Performance Compensation
- Not applicable for directors: TriCo does not disclose performance‑based equity (e.g., PSUs) for non‑employee directors; annual director equity grants are time‑based RSUs vesting after one year.
Other Directorships & Interlocks
| Indicator | Status | Notes |
|---|---|---|
| Public company boards | 3 | TCBK, TPVG, FRGE. Within TriCo’s over‑boarding limit (≤4 public boards). |
| Compensation committee interlocks | None | No interlocking relationships existed in 2024. |
| Related‑party transactions | None disclosed | NCG committee reviews/approves related party transactions; none noted involving Vogel. |
Expertise & Qualifications
- CPA; designated Audit Committee Financial Expert under SEC rules.

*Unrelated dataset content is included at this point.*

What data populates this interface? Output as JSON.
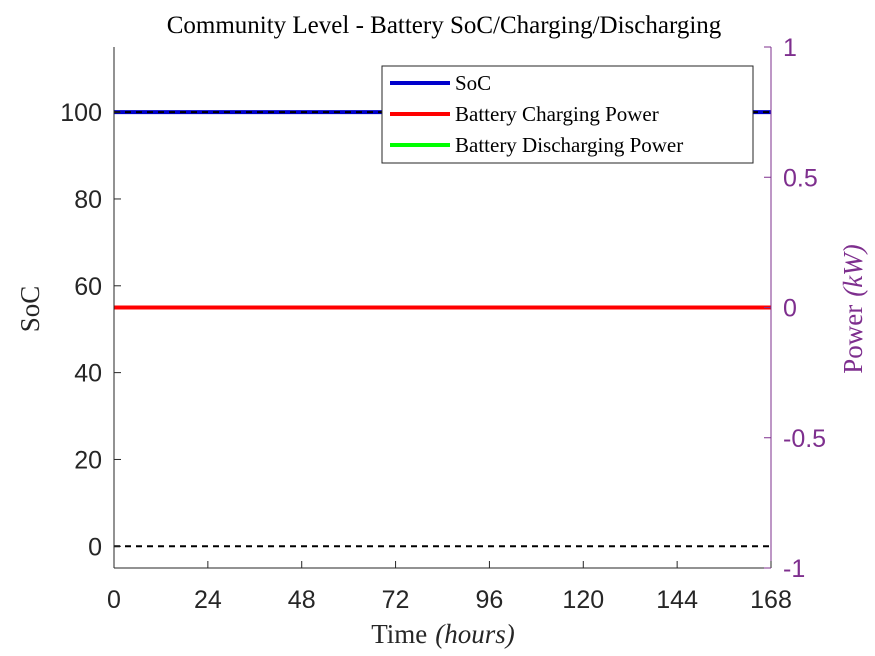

- Deep fintech, accounting/finance, public company governance experience; prior CFO/operator roles and multiple public company audit/compensation chair positions.
- Technology/cybersecurity oversight experience via IT & Cybersecurity Committee membership.
Equity Ownership
| Holder | Shares Beneficially Owned | RSUs includable (vesting ≤60 days of record date) | % Outstanding | Notes |
|---|---|---|---|---|
| Kimberley H. Vogel | 9,700 | 2,154 | <1% | Ownership per SEC rules; includes RSUs vesting within 60 days. |
- Director stock ownership guideline: 3x annual retainer within 5 years; as of 12/31/24, all directors met guidelines.

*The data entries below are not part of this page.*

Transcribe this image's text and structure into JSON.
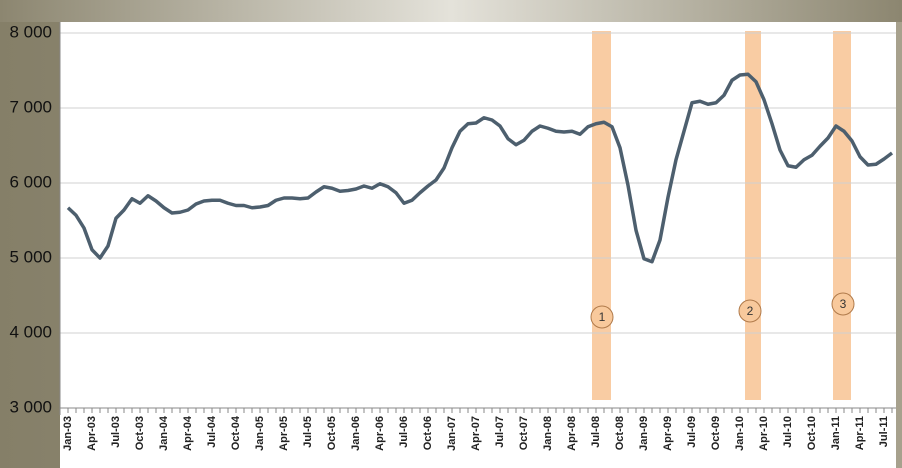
{
  "chart_data": {
    "type": "line",
    "categories": [
      "Jan-03",
      null,
      null,
      "Apr-03",
      null,
      null,
      "Jul-03",
      null,
      null,
      "Oct-03",
      null,
      null,
      "Jan-04",
      null,
      null,
      "Apr-04",
      null,
      null,
      "Jul-04",
      null,
      null,
      "Oct-04",
      null,
      null,
      "Jan-05",
      null,
      null,
      "Apr-05",
      null,
      null,
      "Jul-05",
      null,
      null,
      "Oct-05",
      null,
      null,
      "Jan-06",
      null,
      null,
      "Apr-06",
      null,
      null,
      "Jul-06",
      null,
      null,
      "Oct-06",
      null,
      null,
      "Jan-07",
      null,
      null,
      "Apr-07",
      null,
      null,
      "Jul-07",
      null,
      null,
      "Oct-07",
      null,
      null,
      "Jan-08",
      null,
      null,
      "Apr-08",
      null,
      null,
      "Jul-08",
      null,
      null,
      "Oct-08",
      null,
      null,
      "Jan-09",
      null,
      null,
      "Apr-09",
      null,
      null,
      "Jul-09",
      null,
      null,
      "Oct-09",
      null,
      null,
      "Jan-10",
      null,
      null,
      "Apr-10",
      null,
      null,
      "Jul-10",
      null,
      null,
      "Oct-10",
      null,
      null,
      "Jan-11",
      null,
      null,
      "Apr-11",
      null,
      null,
      "Jul-11",
      null
    ],
    "values": [
      5670,
      5570,
      5400,
      5110,
      5000,
      5160,
      5530,
      5640,
      5790,
      5730,
      5830,
      5760,
      5670,
      5600,
      5610,
      5640,
      5720,
      5760,
      5770,
      5770,
      5730,
      5700,
      5700,
      5670,
      5680,
      5700,
      5770,
      5800,
      5800,
      5790,
      5800,
      5880,
      5950,
      5930,
      5890,
      5900,
      5920,
      5960,
      5930,
      5990,
      5950,
      5870,
      5730,
      5770,
      5870,
      5960,
      6040,
      6200,
      6470,
      6690,
      6790,
      6800,
      6870,
      6840,
      6760,
      6590,
      6510,
      6570,
      6690,
      6760,
      6730,
      6690,
      6680,
      6690,
      6650,
      6750,
      6790,
      6810,
      6750,
      6470,
      5970,
      5370,
      4990,
      4950,
      5240,
      5810,
      6310,
      6690,
      7070,
      7090,
      7050,
      7070,
      7170,
      7370,
      7440,
      7450,
      7350,
      7110,
      6790,
      6440,
      6230,
      6210,
      6310,
      6370,
      6490,
      6600,
      6760,
      6690,
      6560,
      6350,
      6240,
      6250,
      6320,
      6400
    ],
    "color": "#4d5f6e",
    "ylim": [
      3000,
      8000
    ],
    "yticks": [
      {
        "value": 3000,
        "label": "3 000"
      },
      {
        "value": 4000,
        "label": "4 000"
      },
      {
        "value": 5000,
        "label": "5 000"
      },
      {
        "value": 6000,
        "label": "6 000"
      },
      {
        "value": 7000,
        "label": "7 000"
      },
      {
        "value": 8000,
        "label": "8 000"
      }
    ],
    "grid": true,
    "annotations": [
      "1",
      "2",
      "3"
    ]
  }
}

- Hedging/pledging: Prohibited for directors; no margin accounts or pledges allowed.
Insider Trades
| Date | Transaction | Shares | Price | Note |
|---|---|---|---|---|
| — | Not disclosed in proxy | — | — | Proxy provides beneficial ownership; Form 4 transactional details not included. Refer to SEC EDGAR for current Form 4 filings. |
Governance Assessment
- Strengths: Independent director and Audit Chair with SEC‑recognized financial expertise; strong committee engagement across audit, compensation, and cybersecurity; robust attendance culture (97% average); director equity and ownership requirements align interests; hedging/pledging prohibited.
- Compensation oversight: Committee best practices with independent consultant; no excise tax gross‑ups; clawback policies in place; annual Say‑on‑Pay support >97% in 2024, signaling shareholder confidence in compensation governance.
- Potential risks: Multi‑board commitments (TCBK, TPVG, FRGE) increase workload, though within TriCo’s over‑boarding cap (≤4). Continuous monitoring warranted given her dual audit and compensation chair roles at other issuers.
- Conflicts: No related‑party transactions or committee interlocks involving Vogel disclosed; NCG committee conducts annual independence reviews.